Depistaggi eccellenti da Mattei a Impastato
Ha radici molto antiche, in Sicilia, l’omertà sui rapporti fra Stato e mafia
Estate del 1950, cortile De Maria in via Mannone a Castelvetrano. Nella città dei campieri mafiosi Messina Denaro si compie il primo dei delitti del dopoguerra frutto delle commistioni tra Stato e mafia. Il bandito Giuliano che era diventato il pericolo numero uno da abbattere, sia per lo Stato che per la mafia compiacente con i politici, viene trovato morto, volto a terra, nello sterrato di questo cortile di proprietà dell’avv. De Maria. Ha la canottiera intrisa di sangue, ma a terra nemmeno una goccia del suo sangue. Ucciso, fu detto, dagli agenti di un gruppo speciale che lo braccavano. Così raccontarono per i cronisti che giunti da tutta Italia presidiarono la zona. Ucciso dai suoi compari si scoprì invece molto presto, Aspano Pisciotta, il suo braccio destro lo uccise perché così gli ordinò un pezzo grosso della politica, per poi lui venire ucciso con un caffè all’arsenico mentre era in carcere all’Ucciardone di Palermo. Un delitto che fece guadagnare potere alla mafia, che così più accumulava segreti, più era protagonista di commistioni, più si infiltrava nel tessuto sociale dell’isola, più riusciva ad arrivare dentro le banche, le istituzioni, l’industria.
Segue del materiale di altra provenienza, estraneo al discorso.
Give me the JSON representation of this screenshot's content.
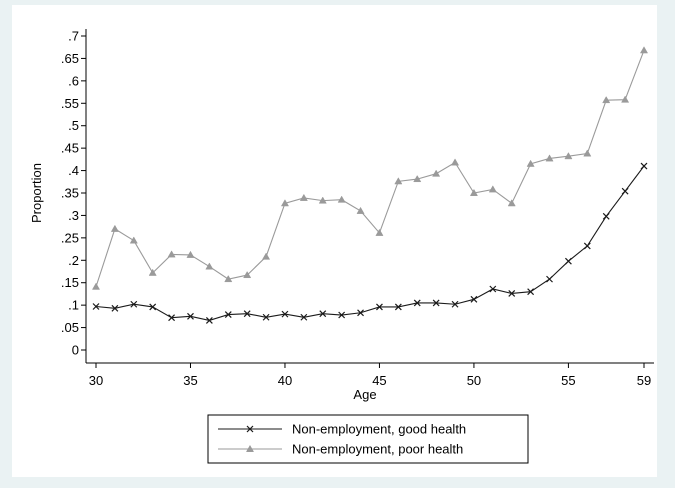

Una decina di anni dopo altro mistero, altro giallo. La bomba piazzata nell’aereo di Enrico Mattei il presidente dell’Eni. Il velivolo decollò dalla Sicilia con dentro l’ordigno. Una morte che più che alla mafia serviva ai grandi potentati economici che gestivano il petrolio e dei quali Mattei era diventato il nemico pubblico numero uno. Erano gli anni in cui le rotte tra la Sicilia e i paesi Arabi sono parecchio frequentate, scambi anche e soprattutto illeciti, armi, droga. Anche dall’Est europeo si guarda alla Trinacria, le rotte commerciali sono le stesse sulle quali viaggia lo stupefacente. Le scopriranno negli anni ’80 due magistrati, una lavorava a Trento, Carlo Palermo, un altro a Trapani, Gian Giacomo Ciaccio Montalto. Montalto fu ucciso il 25 gennaio del 1983, Palermo sfuggì ad un agguato di mafia, una bomba al tritolo piazzata dentro un’auto a Pizzolungo, il 2 aprile 1985, morirono Barbara Rizzo Asta ed i suoi due figli, i gemelli di sei anni, Salvatore e Giuseppe. Palermo e Montalto senza parlarsi si erano imbattuti in due nomi, Karl Khlofer e Nanai Crimi, altoatesino, narcotrafficante il primo, capo della mafia trapanese il secondo.